BOSTON (8/10/2020) – The Massachusetts Legislature recently passed legislation to fight childhood hunger and boost participation rates in school breakfast programs in schools with high percentages of students from low-income families in the Commonwealth. The bill, An Act regarding breakfast after the bell, would require all public K‑12 schools with 60 percent or more students eligible for free or reduced-price meals under the federal National School Lunch Program to offer breakfast after the instructional day begins. The bill was signed into law shortly after.

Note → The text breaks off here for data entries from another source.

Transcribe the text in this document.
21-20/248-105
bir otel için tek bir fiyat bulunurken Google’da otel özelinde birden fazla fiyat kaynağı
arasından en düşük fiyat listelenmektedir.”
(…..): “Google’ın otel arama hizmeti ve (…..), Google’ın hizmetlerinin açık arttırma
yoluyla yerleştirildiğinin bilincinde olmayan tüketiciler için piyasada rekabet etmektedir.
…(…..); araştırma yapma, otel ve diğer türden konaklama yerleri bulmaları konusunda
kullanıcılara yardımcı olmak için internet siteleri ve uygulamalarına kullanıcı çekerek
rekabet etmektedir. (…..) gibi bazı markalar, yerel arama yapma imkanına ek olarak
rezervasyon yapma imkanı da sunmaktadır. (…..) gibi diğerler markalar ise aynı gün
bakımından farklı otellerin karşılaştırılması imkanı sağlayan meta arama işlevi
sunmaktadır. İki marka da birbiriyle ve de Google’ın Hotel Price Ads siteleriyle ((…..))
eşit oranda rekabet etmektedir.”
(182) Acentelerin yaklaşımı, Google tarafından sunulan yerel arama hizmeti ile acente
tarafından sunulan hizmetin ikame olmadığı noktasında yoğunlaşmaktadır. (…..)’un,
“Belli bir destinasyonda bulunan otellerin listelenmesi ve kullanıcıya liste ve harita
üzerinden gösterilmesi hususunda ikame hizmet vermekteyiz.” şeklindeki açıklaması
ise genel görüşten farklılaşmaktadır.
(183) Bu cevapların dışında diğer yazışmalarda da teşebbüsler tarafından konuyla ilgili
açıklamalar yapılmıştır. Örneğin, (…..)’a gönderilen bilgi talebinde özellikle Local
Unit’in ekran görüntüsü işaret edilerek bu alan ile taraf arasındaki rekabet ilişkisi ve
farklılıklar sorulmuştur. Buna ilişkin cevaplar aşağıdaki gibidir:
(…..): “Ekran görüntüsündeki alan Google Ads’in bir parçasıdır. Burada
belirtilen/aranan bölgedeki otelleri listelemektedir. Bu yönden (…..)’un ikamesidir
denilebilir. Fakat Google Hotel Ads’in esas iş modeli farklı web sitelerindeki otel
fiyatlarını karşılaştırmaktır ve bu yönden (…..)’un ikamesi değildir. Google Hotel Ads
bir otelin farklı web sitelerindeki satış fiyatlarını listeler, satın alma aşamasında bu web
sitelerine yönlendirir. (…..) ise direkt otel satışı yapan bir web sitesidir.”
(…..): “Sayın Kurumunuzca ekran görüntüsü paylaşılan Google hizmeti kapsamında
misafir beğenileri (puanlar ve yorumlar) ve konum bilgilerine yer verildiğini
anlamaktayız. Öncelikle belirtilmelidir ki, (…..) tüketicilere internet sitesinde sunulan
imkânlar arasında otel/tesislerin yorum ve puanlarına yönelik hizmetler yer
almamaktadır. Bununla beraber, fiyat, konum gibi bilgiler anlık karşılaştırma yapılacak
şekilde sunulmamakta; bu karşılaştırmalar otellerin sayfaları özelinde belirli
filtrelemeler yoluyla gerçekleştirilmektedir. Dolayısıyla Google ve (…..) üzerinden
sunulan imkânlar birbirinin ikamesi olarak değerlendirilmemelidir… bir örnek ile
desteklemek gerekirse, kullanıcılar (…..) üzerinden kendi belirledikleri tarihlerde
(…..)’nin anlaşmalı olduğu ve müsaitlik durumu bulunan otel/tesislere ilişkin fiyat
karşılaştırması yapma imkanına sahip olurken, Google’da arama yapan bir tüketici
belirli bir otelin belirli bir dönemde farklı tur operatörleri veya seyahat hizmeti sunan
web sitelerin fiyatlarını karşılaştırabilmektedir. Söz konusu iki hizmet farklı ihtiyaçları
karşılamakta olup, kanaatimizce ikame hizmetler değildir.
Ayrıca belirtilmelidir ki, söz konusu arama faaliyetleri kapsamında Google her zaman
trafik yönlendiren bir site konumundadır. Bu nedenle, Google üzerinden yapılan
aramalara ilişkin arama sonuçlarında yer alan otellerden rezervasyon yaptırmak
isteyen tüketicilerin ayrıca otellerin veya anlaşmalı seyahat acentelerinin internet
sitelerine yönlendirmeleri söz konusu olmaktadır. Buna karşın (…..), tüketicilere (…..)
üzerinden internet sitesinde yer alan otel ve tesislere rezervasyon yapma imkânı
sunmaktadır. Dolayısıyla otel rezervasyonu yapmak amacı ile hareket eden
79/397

“Students cannot focus and excel in the classroom if they are hungry,” said Senator Cindy F. Friedman (D-Arlington). “When children have access to nutritious meals, they are happier, healthier, and perform better at school. This bill continues the fight against food insecurity by ensuring that more students don’t have to struggle with hunger while at school. Thank you to my legislative colleagues for continually putting the health and well-being of our kids above all else.”
Massachusetts currently requires all schools with high percentages of students from low-income families to provide breakfast to every eligible student. However, because breakfast is typically offered before the bell and in the cafeteria, participation levels are low—less than 40 percent—compared to 80‑90 percent participation for free and reduced lunch. Moving breakfast from before the bell to after the bell is a proven strategy to boost breakfast participation and ensure that all students have the nutrition they need to start their day ready to learn.
This legislation would require schools across Massachusetts serving low-income students to offer breakfast after the start of the instructional day through a variety of delivery models, including breakfast in the classroom, grab-and-go, and second-chance breakfast. This flexibility allows school districts to select the model that best fits their students’ needs.
As a federally reimbursed program, Breakfast After the Bell has the potential to provide up to $25 million statewide to Massachusetts school districts that increase participation rates to 80 percent and above. These payments are made directly to school nutrition departments, helping to support jobs, update kitchen equipment, and provide healthier menu options.